Concern as reforms at the IEBC drag on

What you need to know:

  • The commission considers reforms necessary in view of the post-election evaluation that was recently concluded.

  • While some reforms are within the purview of the commission, others are undertaken by other external bodies and institutions like Parliament, as guided by their own calendar.

  • The commission has no control over these institutions but is engaging them with a view of expediting reforms

After the debacle of the 2017 elections and the subsequent resignation of four commissioners, there was a general agreement that the Independent Electoral and Boundaries Commission (IEBC) needed to undergo some reforms ahead of 2022 elections.

STARVED OF FUNDS

The commission in its Post-Election Evaluation (PEE) report acknowledged as much.

Yet almost two years since the 2017 General Election, very little seems to be moving: the position of the chief executive has remained vacant since April 2018 when the former holder Ezra Chiloba was suspended and later sacked, and the internal reforms the chairman Wafula Chebukati promised are moving at a snail’s pace as the commission accuses the National Treasury of starving it of funds to implement the reforms.

At the moment, there are three IEBC Act amendments bills by chairperson of the Justice and Legal Affairs Committee (JLAC), Baringo North MP William Cheptumo, chairperson of Constitution Implementation Oversight Committee (CIOC) Jeremiah Kioni, and a third one by Kiambu MP Jude Njomo.

The Kioni bill has been around since 2018 and it is only now that it is at the public participation phase.

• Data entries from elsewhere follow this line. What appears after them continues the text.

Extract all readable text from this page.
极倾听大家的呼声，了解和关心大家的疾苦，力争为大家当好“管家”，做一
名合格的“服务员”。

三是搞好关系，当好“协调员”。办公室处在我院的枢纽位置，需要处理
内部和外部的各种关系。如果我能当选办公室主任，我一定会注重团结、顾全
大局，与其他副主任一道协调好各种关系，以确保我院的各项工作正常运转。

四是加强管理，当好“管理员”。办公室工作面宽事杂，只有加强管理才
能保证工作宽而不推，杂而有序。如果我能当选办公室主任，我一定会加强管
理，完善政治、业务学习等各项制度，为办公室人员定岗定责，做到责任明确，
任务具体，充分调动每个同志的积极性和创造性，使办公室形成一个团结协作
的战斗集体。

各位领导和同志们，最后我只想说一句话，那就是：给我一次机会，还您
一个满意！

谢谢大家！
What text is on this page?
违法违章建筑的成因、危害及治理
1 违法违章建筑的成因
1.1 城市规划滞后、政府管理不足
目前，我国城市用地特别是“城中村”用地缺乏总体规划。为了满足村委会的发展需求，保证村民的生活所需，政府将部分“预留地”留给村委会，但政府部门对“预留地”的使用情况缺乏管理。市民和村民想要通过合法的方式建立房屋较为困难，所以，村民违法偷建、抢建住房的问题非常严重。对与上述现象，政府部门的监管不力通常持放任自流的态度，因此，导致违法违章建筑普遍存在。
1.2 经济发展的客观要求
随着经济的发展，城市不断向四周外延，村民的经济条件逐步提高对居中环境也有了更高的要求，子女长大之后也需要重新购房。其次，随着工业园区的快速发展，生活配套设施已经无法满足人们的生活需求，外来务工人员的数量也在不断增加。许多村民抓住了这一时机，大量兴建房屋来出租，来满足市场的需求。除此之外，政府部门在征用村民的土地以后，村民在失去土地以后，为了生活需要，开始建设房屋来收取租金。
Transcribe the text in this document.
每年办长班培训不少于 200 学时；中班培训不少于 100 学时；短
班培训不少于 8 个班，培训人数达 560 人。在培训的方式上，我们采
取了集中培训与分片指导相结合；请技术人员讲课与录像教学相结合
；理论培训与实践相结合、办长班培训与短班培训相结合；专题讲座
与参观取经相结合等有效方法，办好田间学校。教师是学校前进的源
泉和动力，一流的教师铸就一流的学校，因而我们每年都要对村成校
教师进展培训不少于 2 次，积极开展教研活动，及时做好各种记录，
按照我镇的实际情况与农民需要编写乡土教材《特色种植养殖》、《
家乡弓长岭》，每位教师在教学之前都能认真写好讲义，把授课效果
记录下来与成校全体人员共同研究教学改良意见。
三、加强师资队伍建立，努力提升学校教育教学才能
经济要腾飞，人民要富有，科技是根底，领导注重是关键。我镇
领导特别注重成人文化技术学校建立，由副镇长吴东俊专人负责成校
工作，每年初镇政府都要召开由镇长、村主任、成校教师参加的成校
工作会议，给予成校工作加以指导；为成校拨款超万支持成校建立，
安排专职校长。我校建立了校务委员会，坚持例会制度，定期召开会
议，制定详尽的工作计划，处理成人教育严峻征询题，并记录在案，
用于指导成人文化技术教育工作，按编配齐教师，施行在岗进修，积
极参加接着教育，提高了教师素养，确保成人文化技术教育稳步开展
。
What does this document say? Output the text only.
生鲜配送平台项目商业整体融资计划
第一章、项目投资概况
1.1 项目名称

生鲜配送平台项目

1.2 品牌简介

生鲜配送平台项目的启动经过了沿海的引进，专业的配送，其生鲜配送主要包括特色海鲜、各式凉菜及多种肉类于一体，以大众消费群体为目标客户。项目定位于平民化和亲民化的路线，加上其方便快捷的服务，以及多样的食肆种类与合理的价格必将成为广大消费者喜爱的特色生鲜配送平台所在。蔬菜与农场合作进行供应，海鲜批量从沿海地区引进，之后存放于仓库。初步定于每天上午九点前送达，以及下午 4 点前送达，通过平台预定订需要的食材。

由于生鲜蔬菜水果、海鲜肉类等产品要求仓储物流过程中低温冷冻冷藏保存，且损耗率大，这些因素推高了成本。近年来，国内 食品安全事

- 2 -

All the three address the same issue: Amend the First Schedule of IEBC Act to provide a mechanism for appointing new commissioners and filling the current vacancies created by the resignations of commissioners Roslyn Akombe, Connie Maina, Margaret Mwachanya and Dr Paul Kurgat. They also propose to trim the number of commissioners from seven to five and reduce the number of commissioners required to form a quorum from five to three.

The bipartisan agreement on appointment of commissioners that was hammered by Jubilee and then opposition coalition, Cord ahead of the 2017 elections ended with the first appointment of commissioners and MPs have been trying to amend the Act to provide for a new mechanism.

Mr Kioni hinted that the three bills will be consolidated to avoid fragmentation. “We cannot pass all three of them. What will happen is that the others will get subsumed by one. Whichever one it is, that will become clearer in the coming days,” he said.

LEGAL AMENDMENTS

Without the proposed legal amendments, it means that IEBC continues to operate with just three instead of seven commissioners though Mr Chebukati emphasised that “the Commission is properly constituted, as settled by court, for purposes of discharging its mandate.”

With IEBC having a loaded calendar from 2020 — boundaries review, a possible referendum and preparations for 2022 elections — the National Coordinator of Elections Observation Group (ELOG), Mulle Musau, says the situation is worrying.

“We have been giving memorandums to Parliament since March yet we don’t seem to be moving to the next level. These delays are going to hamper preparations for the next activities the commission is going to undertake. There is this thing with us of waiting until the last minute then we rush things through making it very difficult for Kenyans to follow the process. That is the time MPs insert things that are unconstitutional,” he said.

Though IEBC has until 2024 to complete the review, internal deliberations that Sunday Nation is privy to are that they would want to complete the exercise before the next General Election in 2022. The law requires that the commission should complete the review at least a year before the elections, meaning they would have to do it by 2021.

According to the ELOG boss, the window for passing the proposed amendments to the IEBC Act will be closing soon and Parliament should expedite the passage of the bills so that the process of appointing new commissioners is completed by end of this year.

“My hope had been that we should have sorted issues to do with the commission by June. We have a very short window for reform and the reason is that IEBC’s plate will be full from next year,” said Mr Musau.

SAFE ZONE

Mr Kioni also agrees, saying that MPs cannot afford to delay passing the proposed amendments any longer.

“If we are able to pass this bill in the coming month or so, then they (IEBC) have good time to move on. Delay it any longer and we will be outside the safe zone. Once we have passed the bill then most of the other reforms are internal,” Mr Kioni said.

On his part, Mr Chebukati’s powers are limited as what he can do about the issues that are before Parliament.

“The commission considers reforms necessary in view of the post-election evaluation that was recently concluded. While some reforms are within the purview of the commission, others are undertaken by other external bodies and institutions like Parliament, as guided by their own calendar. The commission has no control over these institutions but is engaging them with a view of expediting reforms,” the IEBC chairman said.

He, however, warned that no election amendments should be done to the election laws one year to a General Election. “The ideal position is that legal reforms are concluded at least two years to the General Election,” he said.

MPs have also been discussing remodelling IEBC along the Interparty Parliamentary Group (IPPG) model where political parties will have their representatives in IEBC as commissioners. The proposals have been advanced by Mr Cheptumo and Homa Bay Town MP Peter Kaluma.